Extracting frequencies from data frames

The data we want to feed into \(\chi^2\)-tests is usually contained in data frames. We can extract frequencies and even turn them into contingency tables using the table() function. Let’s consider an example, in which we have data from one thousand simulated ~~nerds~~ participants who told us their attitudes toward Star Trek and Star Wars (love, hate, indifferent).

Let’s say the data is contained in a data frame called my_df. We can use the function head() to inspect the first six rows of the data frame to get a feeling for what the data looks like.

# inspect the top of the data frame
head(my_df)

Here is what appears in the console:

  ID    starTrek    starWars
1  1 indifferent        love
2  2        hate indifferent
3  3 indifferent        love
4  4        hate        love
5  5        love indifferent
6  6        love        love

We can now create a contingency table using the table() function and define it as a new object. To this end, we need to feed the table function the two dimensions by which we want to organise the table as separate function arguments. Here is what the code looks like:

# create a 3x3 contingency table of attitudes toward
# Star Trek and Star Wars
my_table = table(my_df$starTrek, my_df$starWars)

# assign dimension names to the table (Star Trek goes first because
# we entered it first into the table function above)
# this step is optional but it makes the table more readable
dimnames(my_table) = list(StarTrek = c('hate', 'indifferent', 'love'),
                          StarWars = c('hate', 'indifferent', 'love'))

Once we have defined the new object, we can inspect the contingency table in the console by running its name as R code. Here is what it looks like:

             StarWars
StarTrek      hate indifferent love
  hate          28          49   71
  indifferent   44          99  142
  love          81         212  274

Now that we have created the contingency table from the data frame, we can feed it into the chisq.test() function as its sol argument to test whether there is systematic co-variation between attitudes toward Star trek and Star Wars.

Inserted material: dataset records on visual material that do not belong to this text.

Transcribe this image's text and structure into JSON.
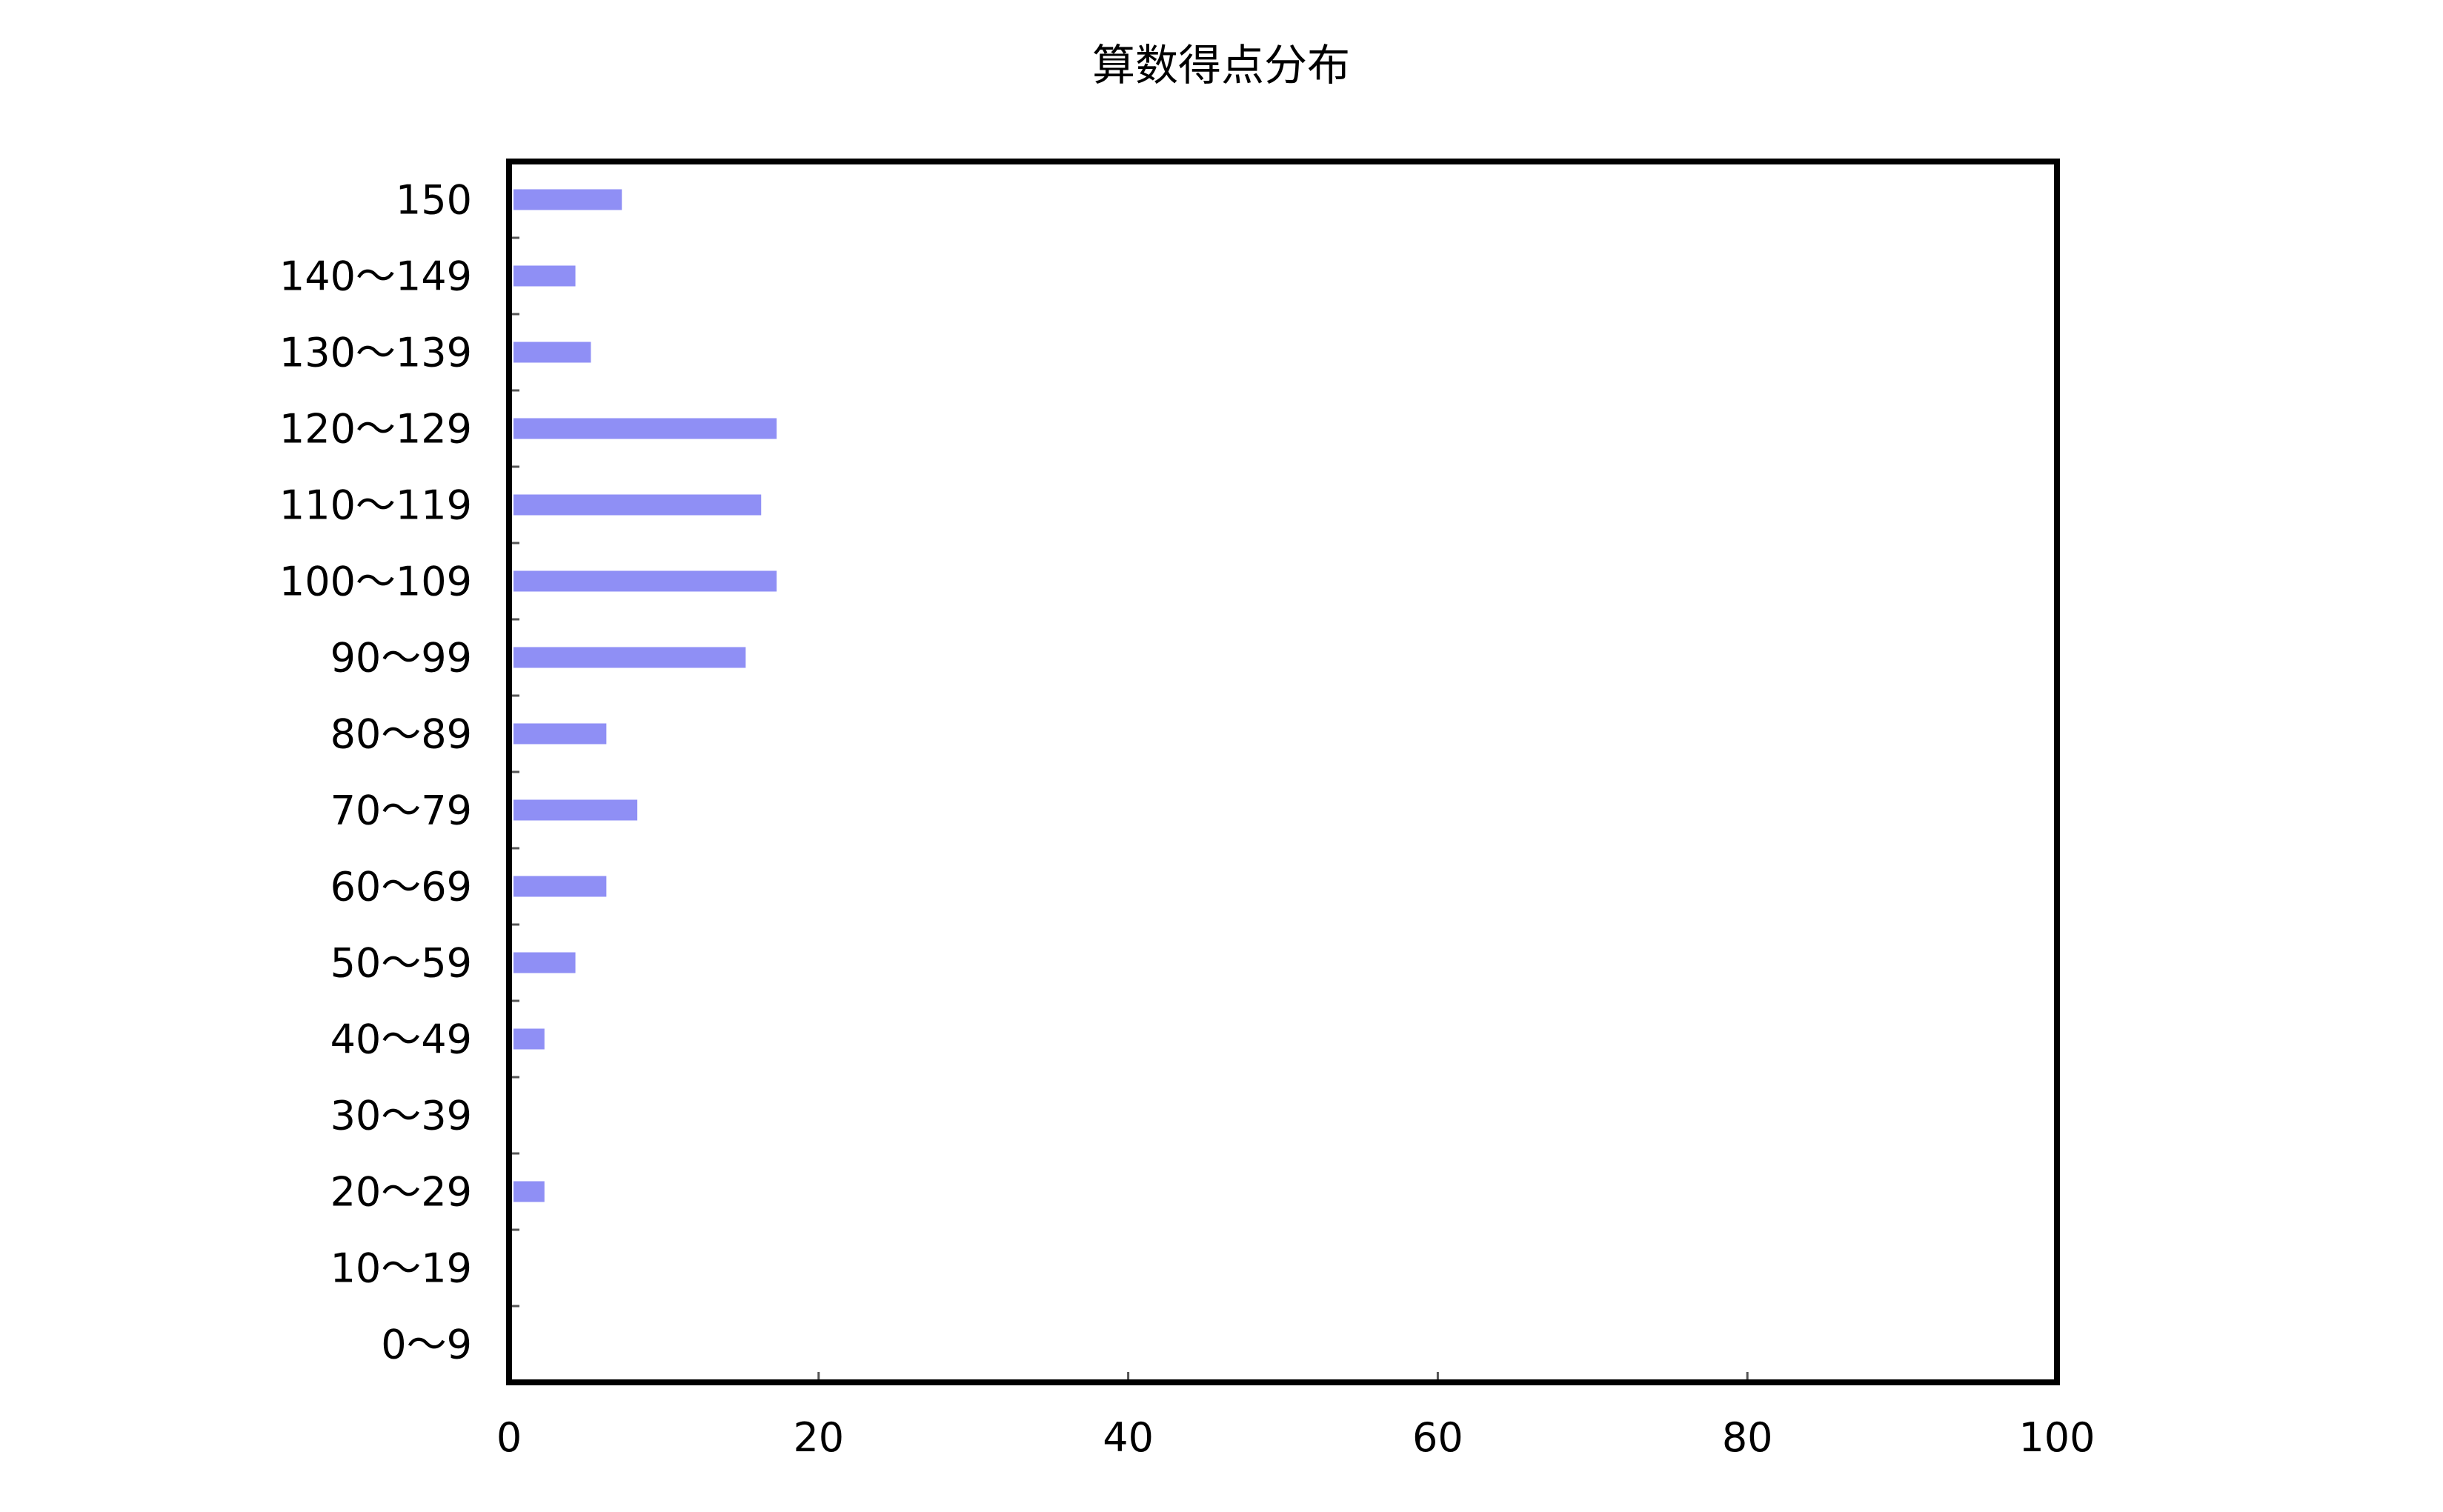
{
  "chart_data": {
    "type": "bar",
    "orientation": "horizontal",
    "title": "算数得点分布",
    "xlabel": "",
    "ylabel": "",
    "categories": [
      "150",
      "140～149",
      "130～139",
      "120～129",
      "110～119",
      "100～109",
      "90～99",
      "80～89",
      "70～79",
      "60～69",
      "50～59",
      "40～49",
      "30～39",
      "20～29",
      "10～19",
      "0～9"
    ],
    "values": [
      7,
      4,
      5,
      17,
      16,
      17,
      15,
      6,
      8,
      6,
      4,
      2,
      0,
      2,
      0,
      0
    ],
    "xlim": [
      0,
      100
    ],
    "xticks": [
      "0",
      "20",
      "40",
      "60",
      "80",
      "100"
    ],
    "grid": false,
    "legend": "none",
    "bar_color": "#8f8ff5"
  }
}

Here is what the code looks like.

chisq.test(my_table)

Here is the console output that results from running the test using the syntax above:


    Pearson's Chi-squared test

data:  my_table
X-squared = 2.5325, df = 4, p-value = 0.6388

Running the test shows us the usual information in the console. In this specific example, the \(p\)-value does not allow rejecting the Null hypothesis. In other words, there is no evidence in our simulated data indicating that whether one’s attitude toward Star Trek is in any way related on one’s attitude toward Star Wars.